Tuesday 15 April 2014

Exception Handling and AJAX in a Java Servlet Container

The Servlet Spec provides a simple way to implement error pages for different types of exceptions that might be thrown by your application with the <error-page> element in your web.xml. However, just like container managed security, you need to make some small changes if you want to handle AJAX requests differently.

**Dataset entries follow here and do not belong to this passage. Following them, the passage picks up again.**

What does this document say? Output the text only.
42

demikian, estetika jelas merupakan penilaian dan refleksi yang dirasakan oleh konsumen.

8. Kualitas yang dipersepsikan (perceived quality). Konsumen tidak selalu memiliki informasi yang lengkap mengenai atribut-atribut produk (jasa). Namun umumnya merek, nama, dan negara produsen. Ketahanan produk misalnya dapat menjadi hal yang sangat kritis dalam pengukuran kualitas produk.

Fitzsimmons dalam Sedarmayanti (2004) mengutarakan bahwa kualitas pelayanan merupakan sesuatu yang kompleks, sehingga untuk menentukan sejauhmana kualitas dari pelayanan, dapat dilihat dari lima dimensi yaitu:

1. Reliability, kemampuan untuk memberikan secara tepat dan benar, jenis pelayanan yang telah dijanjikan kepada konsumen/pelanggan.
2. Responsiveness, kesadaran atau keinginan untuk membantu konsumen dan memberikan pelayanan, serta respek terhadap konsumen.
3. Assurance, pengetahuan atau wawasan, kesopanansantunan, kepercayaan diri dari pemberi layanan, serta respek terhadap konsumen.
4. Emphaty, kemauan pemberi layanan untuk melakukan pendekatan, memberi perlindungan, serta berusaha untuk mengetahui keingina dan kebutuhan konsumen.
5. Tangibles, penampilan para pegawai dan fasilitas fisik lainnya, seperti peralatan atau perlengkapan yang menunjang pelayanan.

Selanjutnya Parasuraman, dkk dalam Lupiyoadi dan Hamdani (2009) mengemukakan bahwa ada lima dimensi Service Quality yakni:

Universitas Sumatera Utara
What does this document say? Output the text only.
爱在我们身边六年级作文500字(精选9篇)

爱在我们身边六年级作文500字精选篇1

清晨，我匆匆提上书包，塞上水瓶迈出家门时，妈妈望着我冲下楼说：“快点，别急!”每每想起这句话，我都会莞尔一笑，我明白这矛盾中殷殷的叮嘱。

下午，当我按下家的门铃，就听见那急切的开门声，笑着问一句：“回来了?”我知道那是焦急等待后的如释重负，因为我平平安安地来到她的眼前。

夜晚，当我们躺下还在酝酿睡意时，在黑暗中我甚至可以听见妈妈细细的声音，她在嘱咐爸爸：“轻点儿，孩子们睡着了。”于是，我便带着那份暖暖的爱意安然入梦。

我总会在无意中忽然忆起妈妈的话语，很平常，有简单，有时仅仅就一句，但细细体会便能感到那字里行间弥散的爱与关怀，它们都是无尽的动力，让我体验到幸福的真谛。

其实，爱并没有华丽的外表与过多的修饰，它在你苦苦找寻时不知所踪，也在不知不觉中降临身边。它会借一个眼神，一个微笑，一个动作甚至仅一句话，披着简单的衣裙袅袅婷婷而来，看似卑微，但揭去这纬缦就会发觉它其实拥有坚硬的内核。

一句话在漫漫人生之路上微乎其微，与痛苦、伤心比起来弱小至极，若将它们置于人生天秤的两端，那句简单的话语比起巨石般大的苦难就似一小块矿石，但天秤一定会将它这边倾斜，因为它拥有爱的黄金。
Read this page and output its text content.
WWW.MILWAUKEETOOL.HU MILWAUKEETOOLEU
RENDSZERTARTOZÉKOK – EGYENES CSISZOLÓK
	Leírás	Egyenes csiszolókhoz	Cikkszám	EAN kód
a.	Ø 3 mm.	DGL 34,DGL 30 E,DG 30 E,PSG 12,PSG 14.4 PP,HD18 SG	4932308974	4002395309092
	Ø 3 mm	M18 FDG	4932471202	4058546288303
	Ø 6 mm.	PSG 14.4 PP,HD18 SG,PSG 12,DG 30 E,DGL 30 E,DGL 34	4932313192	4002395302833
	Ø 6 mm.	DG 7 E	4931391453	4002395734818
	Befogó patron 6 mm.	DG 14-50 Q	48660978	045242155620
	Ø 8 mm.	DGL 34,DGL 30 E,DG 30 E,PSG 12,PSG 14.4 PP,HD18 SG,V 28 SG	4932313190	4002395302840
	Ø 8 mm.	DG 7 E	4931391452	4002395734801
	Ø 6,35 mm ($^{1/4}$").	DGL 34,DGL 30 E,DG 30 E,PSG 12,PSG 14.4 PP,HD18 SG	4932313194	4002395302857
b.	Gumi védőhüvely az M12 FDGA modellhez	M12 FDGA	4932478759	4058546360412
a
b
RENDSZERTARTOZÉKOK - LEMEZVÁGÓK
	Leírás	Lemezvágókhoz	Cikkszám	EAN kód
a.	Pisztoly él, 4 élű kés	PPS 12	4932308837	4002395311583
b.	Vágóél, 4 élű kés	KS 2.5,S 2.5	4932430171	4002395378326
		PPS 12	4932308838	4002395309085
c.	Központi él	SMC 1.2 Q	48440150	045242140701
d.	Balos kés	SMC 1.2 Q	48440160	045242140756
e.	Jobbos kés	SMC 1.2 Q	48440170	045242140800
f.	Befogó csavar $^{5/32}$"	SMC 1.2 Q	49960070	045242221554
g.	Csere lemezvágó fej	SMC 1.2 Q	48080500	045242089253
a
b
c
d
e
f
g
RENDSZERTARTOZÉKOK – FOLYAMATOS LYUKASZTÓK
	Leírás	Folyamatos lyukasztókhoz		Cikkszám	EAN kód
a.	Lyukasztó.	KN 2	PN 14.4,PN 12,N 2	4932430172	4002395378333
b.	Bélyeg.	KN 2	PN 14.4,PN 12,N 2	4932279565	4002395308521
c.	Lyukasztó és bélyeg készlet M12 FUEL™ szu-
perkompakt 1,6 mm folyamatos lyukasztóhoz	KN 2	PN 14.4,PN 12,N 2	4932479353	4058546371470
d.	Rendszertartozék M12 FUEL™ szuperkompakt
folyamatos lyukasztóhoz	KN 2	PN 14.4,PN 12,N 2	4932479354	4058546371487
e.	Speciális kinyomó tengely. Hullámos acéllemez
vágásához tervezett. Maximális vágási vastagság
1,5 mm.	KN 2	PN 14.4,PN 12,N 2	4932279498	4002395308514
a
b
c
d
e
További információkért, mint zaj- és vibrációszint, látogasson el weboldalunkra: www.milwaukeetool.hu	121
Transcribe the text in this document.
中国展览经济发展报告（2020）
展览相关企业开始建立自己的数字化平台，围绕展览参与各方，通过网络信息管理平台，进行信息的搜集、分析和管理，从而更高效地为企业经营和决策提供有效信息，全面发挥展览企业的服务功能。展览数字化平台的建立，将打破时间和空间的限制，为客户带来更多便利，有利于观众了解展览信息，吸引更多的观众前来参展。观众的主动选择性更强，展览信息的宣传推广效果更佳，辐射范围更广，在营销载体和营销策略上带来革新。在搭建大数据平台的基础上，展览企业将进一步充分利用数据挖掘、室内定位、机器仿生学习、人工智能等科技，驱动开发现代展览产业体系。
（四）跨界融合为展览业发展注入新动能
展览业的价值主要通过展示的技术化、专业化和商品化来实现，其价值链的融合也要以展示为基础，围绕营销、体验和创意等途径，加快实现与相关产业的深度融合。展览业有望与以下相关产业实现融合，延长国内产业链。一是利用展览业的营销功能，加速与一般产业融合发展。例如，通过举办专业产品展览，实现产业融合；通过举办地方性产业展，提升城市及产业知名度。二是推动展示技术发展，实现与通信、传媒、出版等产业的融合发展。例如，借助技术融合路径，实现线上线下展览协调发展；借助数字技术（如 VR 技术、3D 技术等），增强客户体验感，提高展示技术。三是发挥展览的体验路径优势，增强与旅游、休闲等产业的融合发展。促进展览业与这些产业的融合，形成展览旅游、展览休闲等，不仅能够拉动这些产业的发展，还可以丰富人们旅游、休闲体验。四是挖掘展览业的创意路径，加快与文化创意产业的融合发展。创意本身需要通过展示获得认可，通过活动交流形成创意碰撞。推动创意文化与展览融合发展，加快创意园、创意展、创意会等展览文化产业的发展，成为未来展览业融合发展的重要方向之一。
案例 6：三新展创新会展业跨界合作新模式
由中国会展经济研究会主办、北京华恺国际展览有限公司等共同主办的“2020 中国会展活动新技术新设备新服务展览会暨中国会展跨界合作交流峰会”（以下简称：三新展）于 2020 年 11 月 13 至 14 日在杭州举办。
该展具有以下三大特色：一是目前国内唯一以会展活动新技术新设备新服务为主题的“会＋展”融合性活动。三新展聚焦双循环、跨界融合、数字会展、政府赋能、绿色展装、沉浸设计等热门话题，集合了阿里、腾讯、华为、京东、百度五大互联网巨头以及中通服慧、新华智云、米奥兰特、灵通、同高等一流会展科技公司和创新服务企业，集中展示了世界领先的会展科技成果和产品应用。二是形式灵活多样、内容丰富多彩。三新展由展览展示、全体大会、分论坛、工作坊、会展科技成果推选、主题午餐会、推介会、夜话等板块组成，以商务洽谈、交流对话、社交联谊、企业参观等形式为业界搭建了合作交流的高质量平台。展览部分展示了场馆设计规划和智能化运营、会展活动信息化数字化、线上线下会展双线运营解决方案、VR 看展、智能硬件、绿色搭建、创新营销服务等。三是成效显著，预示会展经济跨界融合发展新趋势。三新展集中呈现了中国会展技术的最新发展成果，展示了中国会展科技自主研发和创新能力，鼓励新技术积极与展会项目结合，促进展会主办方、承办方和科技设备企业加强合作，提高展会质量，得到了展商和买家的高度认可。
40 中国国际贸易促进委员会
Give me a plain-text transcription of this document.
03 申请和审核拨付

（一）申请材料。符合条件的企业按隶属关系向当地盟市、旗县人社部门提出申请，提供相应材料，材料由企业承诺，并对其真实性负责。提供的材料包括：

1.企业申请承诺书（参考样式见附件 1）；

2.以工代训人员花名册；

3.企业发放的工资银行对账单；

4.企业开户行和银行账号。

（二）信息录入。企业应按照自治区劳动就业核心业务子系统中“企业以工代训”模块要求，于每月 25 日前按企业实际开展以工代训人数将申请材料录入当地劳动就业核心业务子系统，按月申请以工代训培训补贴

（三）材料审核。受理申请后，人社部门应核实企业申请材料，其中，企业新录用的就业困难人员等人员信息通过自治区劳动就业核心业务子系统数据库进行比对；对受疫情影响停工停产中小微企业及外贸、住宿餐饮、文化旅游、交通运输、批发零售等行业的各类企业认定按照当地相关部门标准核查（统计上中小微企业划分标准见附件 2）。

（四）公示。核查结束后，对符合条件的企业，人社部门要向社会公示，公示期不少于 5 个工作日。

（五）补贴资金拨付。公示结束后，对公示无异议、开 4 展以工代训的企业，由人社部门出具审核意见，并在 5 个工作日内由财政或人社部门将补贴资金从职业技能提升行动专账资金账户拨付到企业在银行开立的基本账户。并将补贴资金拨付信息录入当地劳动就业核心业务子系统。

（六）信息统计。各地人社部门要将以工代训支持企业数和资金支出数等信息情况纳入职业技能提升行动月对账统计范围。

Once again this technique relies on your being able to differentiate AJAX requests from full page requests. In my app I have taken a conscious decision to make sure that any requests that are made asynchronously use a URL containing '/ajax/'. This simplifies life quite a lot, but if you don't want to do this you could use a query parameter such as ?ajax=true on all AJAX requests.

The simplest use-case is that you want to catch all exceptions thrown at runtime and forward the user to an error page if they are making a normal http request, and return a small snippet of error message if they are making use of some asynchronous functionality.

In this case you can put this in your web.xml:

  <error-page>
    <exception-type>java.lang.Throwable</exception-type>
    <location>/error</location>
  </error-page>


Then to handle the errors you would create a small servlet like this:

@WebServlet("/error")
public class ErrorServlet extends HttpServlet {
 @Override
 public void service(
  HttpServletRequest request, 
  HttpServletResponse response
 )throws ServletException {
  String uri = (String) request
    .getAttribute(
      RequestDispatcher.ERROR_REQUEST_URI
    );
  if (uri != null && uri.contains("/ajax/")) {
   response.setStatus(
    HttpServletResponse.SC_INTERNAL_SERVER_ERROR);
   request.getServletContext()
    .getRequestDispatcher("/error.jsp")
    .forward(request, response);
  } else {
   request.getServletContext()
    .getRequestDispatcher("/error-page.jsp")
    .forward(request, response);
  }
 }

}

In a nutshell this code will forward to a jsp called error-page.jsp if the request is a normal http request. In the case of an AJAX request it returns an HTTP status code 500 and forwards to a different jsp that generates snippet of html with the error message, in case the JavaScript on the client wishes to display a message.

Of course you may want to handle different types of errors differently, which can be done using the configuration in web.xml to specify another Servlet. I handle validation errors from forms submitted via AJAX separately but in a similar way to this, putting the name of the fields and the messages in an object to be serialised to JSON, allowing the client to handle highlighting error fields and displaying messages.


Monday 7 April 2014

Container managed security and AJAX

A problem which seems to happen a lot to people using Java form-based security is that if a user gets logged out (eg their session expires), any request they make is forwarded to the login jsp. This means that if the request was made using AJAX it will cause problems because the client will have to handle getting the login page as a response.

My solution here is to use my login page jsp to check whether the request is coming asynchronously and handle it appropriately. I use the URL to differentiate since all my asyncronous servlets are mapped to a URL  with '/ajax/' in the path:

<%@ include file="/taglibs.jsp" %>
<%--Handle AJAX URLs separately--%>
<c:choose>
   <c:when test="${fn:contains(requestScope['javax.servlet.forward.request_uri'],'/ajax/')}">
       <c:set target="${pageContext.response}" property="status" value="401"/>
   </c:when>
   <c:otherwise>
       <%--Return the login page for non-AJAX URLs--%>
       <!DOCTYPE html>
       <html>
           <%--main login page html goes here--%>
       </html>
    </c:otherwise>
</c:choose>

Once the login jsp detects that the response should be asyncronous, it simply sets the http status code of the response to 401 (no permission) which my code on the client handles separately. 
On the client, when 401 is received, the user is notified that they have been logged out, then the page is reloaded, causing the container to redirect them to the login page:

if (xmlHTTP!=null && (xmlHTTP.readyState==4 || xmlHTTP.readyState=="complete")){
   if(xmlHTTP.status==200 || xmlHTTP.status==304){
       //handle correct response here

   }else if(xmlHTTP.status==401){//authentication required
       alert("You've been logged out please press OK to go to the login page.");
       window.location.reload();
   }else{

    //handle other error codes
   }
}

This has the advantage that all once the user logs in, they will be redirected to the original URL they were viewing at the point their session expired. It also means you don't have to write your own login servlet to handle this situation.